Historically, a pandas Series was developed as a wrapper around a numpy array, which could be organized as dataframes, and with a large amount of methods not included in numpy. Since not all data types that pandas wanted to support could be represented as a single numpy array, the extension array API was implemented. A Series then, is a wrapper around a numpy array, or an extension array, which can be anything.

The extension array API is not the most mature or clear part of pandas, but there are a large number of extension arrays already implemented. For example datetimes with timezones, categories, or strings backed by Apache Arrow, just to name few.

An extension array, has a data type associated to it, and contains most of the functionality that pandas provides in a Series. For example, for a numeric extension array, methods like sum, mean, isna, etc. should be implemented.

For the use case of paleoclimate data, instead of starting the extension array from scratch, we subclassed an existing datetime extension array from pandas. The pandas extension array contains timezones and things that are not needed, so we can consider abstracting a base class for both the pandas datetime and the paleoclimate datetime. But we can make this work either way.

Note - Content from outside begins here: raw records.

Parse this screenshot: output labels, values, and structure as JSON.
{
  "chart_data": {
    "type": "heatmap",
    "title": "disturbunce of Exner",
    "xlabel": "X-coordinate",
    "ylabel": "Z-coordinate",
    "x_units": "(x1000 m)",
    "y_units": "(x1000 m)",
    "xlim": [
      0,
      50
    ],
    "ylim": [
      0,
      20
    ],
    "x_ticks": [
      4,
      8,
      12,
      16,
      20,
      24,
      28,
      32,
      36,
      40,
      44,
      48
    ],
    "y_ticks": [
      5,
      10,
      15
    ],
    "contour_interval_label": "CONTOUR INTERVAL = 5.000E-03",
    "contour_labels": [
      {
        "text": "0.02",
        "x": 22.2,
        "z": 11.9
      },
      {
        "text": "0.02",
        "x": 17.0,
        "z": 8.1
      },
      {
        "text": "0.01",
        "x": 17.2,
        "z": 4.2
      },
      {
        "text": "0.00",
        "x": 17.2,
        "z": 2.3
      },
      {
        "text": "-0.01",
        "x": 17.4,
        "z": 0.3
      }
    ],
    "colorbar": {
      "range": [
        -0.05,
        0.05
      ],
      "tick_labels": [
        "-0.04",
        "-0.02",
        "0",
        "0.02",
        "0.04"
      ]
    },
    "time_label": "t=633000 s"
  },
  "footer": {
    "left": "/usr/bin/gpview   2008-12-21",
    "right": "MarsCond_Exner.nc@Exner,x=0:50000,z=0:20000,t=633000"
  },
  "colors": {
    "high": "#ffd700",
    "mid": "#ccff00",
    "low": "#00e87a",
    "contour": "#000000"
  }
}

In this first version, the main thing PyleoDatetimeArray implements is the parsing of the input data, into the internal representation. Since the format is known, as a parameter of the data type, this can be implemented in the extension array. There are other ways to implement this, which are worth considering. Like using a single format in the extension array, and managing the formats externally (for example in functions like read_lipd(format='kyr BP')). The current prototype doesn't fully implement different formats, but contains code to illustrate the idea.

Since we are subclassing a working datetime extension array, functionality like pandas resample, or any other pandas operation with datetimes should also work for our custom array.

PyleoAccessor

An accessor is just an API to organize functionality. For a pandas Series there are around 200 methods and attributes, which are probably already too many. For this reason, pandas implemented accessors, which help group methods and attributes that are related. The most known example is dt. For example, in df['birthday'].dt.year. While pandas makes use of those accessors itself, creating accessors is something third-party libraries are expected to implement when needed.

For the prototype, the accessor pyleo has been created. Functions could be implemented as:

import pyleo

pyleo.standardize(df['temperature'])

But with accessors, this becomes:

df['temperature'].pyleo.standardize()

There is no functional difference, but code using accessors has two main advantages:

  • Syntax is more familiar to users of pandas
  • It works with method chaining

Method chaining makes complex pipelines more readable by sorting them in the order they are executed, not the reverse. For example:

pyleo.spectral(pyleo.standardize(df['temperature']))

Could be written as:

(df['temperature'].pyleo.standardize()
                  .pyleo.spectral())

The current prototype implements only accessors for Series, but they can also be implemented for DataFrame.